Crazy Horse: A Life
- Cover of Crazy Horse: A Life
- Author: Larry McMurtry
- Language: English
- Subject: Crazy Horse (Lakota leader)
- Genre: Biography
- Publisher: Penguin Books
- Publication date: 1999
- Publication place: United States

= Crazy Horse: A Life =

1999 book by Larry McMurtry

Crazy Horse: A Life is a 1999 American book by Larry McMurtry about Crazy Horse. It is a "short life" book. McMurtry was offered to do one on Custer but did Crazy Horse instead.

== Background ==
McMurtry wrote Crazy Horse following a period of literary malaise, precipitated by heart bypass surgery.

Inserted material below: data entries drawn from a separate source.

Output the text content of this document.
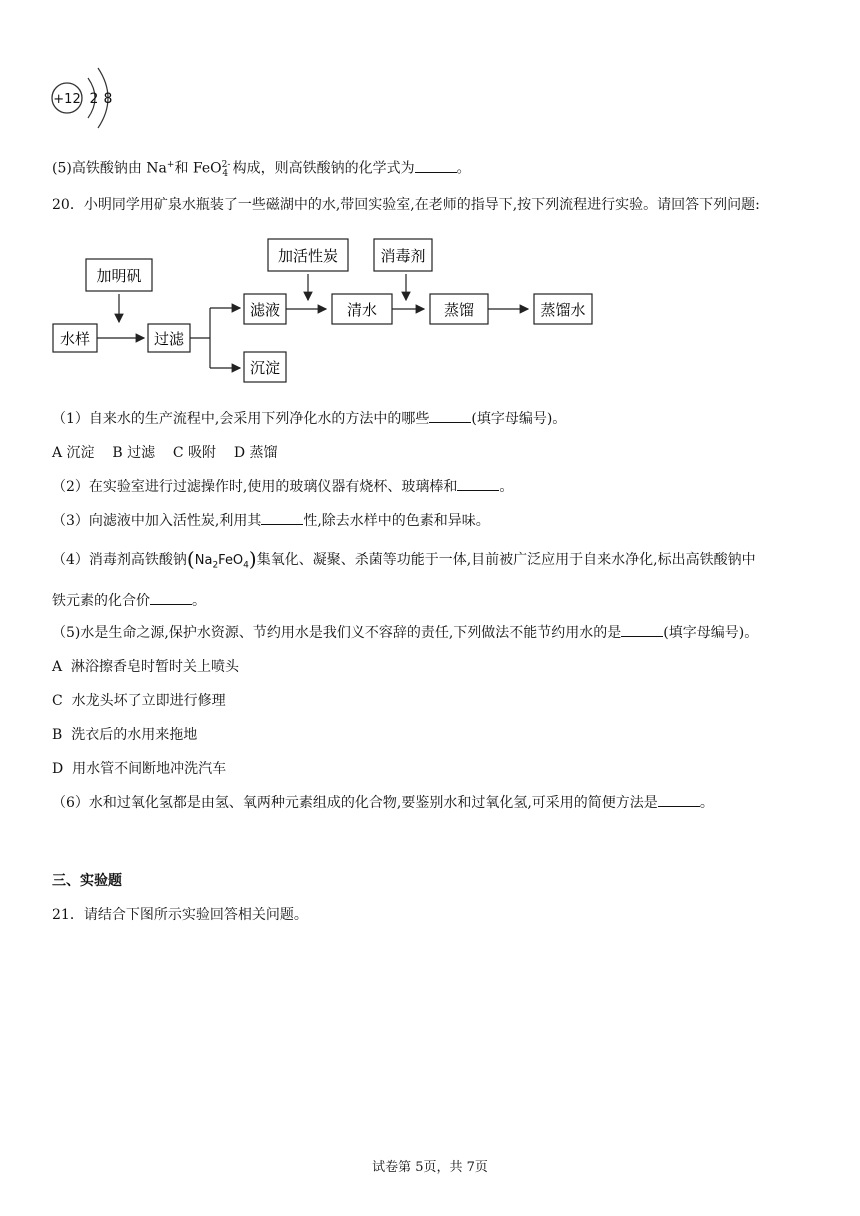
+12 2 8
(5)高铁酸钠由 Na+和 FeO$^{2-}_4$ 构成，则高铁酸钠的化学式为	。
20．小明同学用矿泉水瓶装了一些磁湖中的水,带回实验室,在老师的指导下,按下列流程进行实验。请回答下列问题:
加明矾
水样	过滤
滤液
沉淀
加活性炭
清水
消毒剂
蒸馏	蒸馏水
（1）自来水的生产流程中,会采用下列净化水的方法中的哪些	(填字母编号)。
A 沉淀    B 过滤    C 吸附    D 蒸馏
（2）在实验室进行过滤操作时,使用的玻璃仪器有烧杯、玻璃棒和	。
（3）向滤液中加入活性炭,利用其	性,除去水样中的色素和异味。
（4）消毒剂高铁酸钠$(Na_2FeO_4)$集氧化、凝聚、杀菌等功能于一体,目前被广泛应用于自来水净化,标出高铁酸钠中
铁元素的化合价	。
（5)水是生命之源,保护水资源、节约用水是我们义不容辞的责任,下列做法不能节约用水的是	(填字母编号)。
A  淋浴擦香皂时暂时关上喷头
C  水龙头坏了立即进行修理
B  洗衣后的水用来拖地
D  用水管不间断地冲洗汽车
（6）水和过氧化氢都是由氢、氧两种元素组成的化合物,要鉴别水和过氧化氢,可采用的简便方法是	。
三、实验题
21．请结合下图所示实验回答相关问题。
试卷第 5页，共 7页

A profile in The Wall Street Journal noted that he "recovered a sense of himself as a writer only after he began" working on the book, writing by long hand.

== Reception ==
Peter Aykroyd of The New York Times wrote "Crazy Horse remains a figure trapped in a history that he himself only partly understood, and the narrative must essentially remain at the level of supposition rather than of truth. McMurtry is good at the less intimate moments, however, when he suggests that mutual incomprehension between white settlers and Indians led to sporadic and at first inconclusive warfare. And this apparently objective story is striated with the gleams and intimations of the novelist shrouded within the biographer."